TY - DATA T1 - R code underlying the analysis reported in the manuscript "Machine learning approach for pitch type classification based on pelvis and trunk kinematics captured with wearable sensors" PY - 2023/11/09 AU - Larisa Gomaz UR - DO - 10.4121/e339176b-0ecd-48e5-bc7e-9b587c0a8959.v1 KW - baseball KW - kinematics KW - pitch type KW - classification KW - wearables KW - sensors N2 -
The study utilized classifiers integrated in the caret R package including K-Nearest Neighbours (KNN), Naive Bayes (NB), Random Forest (RF) and Support Vector Machine (SVM). We investigated the performance of the classifiers in both binary and multiclass classification, including additional Logistic Regression (LOGREG) for binary and Multinomial Logistic Regression (MNOM) for multiclass classification task.
We used a database created by PITCHPERFECT that characterises each pitch with 3 features used directly from the system (pelvis peak angular velocity, trunk peak angular velocity and separation time between them).

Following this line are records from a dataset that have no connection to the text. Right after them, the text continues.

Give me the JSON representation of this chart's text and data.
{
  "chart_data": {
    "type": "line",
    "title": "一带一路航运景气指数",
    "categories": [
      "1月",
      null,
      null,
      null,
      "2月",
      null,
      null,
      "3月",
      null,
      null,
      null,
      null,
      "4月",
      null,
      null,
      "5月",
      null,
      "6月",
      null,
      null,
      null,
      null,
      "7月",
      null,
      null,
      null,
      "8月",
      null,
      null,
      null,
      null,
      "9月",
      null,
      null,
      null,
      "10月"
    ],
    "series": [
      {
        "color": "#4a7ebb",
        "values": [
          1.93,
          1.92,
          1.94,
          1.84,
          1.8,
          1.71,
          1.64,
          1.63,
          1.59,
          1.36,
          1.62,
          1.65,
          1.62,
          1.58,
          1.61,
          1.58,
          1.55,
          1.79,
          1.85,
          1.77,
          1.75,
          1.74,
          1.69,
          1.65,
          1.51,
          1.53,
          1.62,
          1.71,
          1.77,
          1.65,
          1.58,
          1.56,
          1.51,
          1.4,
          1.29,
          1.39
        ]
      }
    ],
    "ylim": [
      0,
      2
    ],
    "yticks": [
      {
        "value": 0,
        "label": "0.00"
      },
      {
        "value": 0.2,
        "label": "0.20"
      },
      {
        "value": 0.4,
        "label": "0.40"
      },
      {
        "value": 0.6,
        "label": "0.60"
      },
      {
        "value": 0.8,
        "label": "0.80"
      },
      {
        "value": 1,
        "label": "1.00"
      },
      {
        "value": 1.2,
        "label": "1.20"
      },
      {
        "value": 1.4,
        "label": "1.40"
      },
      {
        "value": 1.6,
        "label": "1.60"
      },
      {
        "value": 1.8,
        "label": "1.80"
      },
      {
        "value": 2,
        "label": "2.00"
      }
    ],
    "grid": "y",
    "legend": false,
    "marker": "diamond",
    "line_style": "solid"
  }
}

Data were pre-processed and analysed using R programming language (version 4.3.1). All continuous features were scaled and centred.
We set up our training and testing cases following the 80\% (training) and 20\% (testing) split. To achieve a fair understanding of the generalizability of the classifiers, in the designated training set Leave-One-Group-Out Cross-Validation (LOGO-CV) was carried out. The performance of the classifiers is evaluated by four evaluation criteria - Accuracy, Sensitivity , Precision and F1-score. Hyperparameters were tuned using grid search, a default method for optimizing tuning parameters in the caret package. Feature selection was performed using correlation analysis. Since the correlation between the features was low, the models were trained and tested using all variables derived from PITCHPERFECT system.
ER -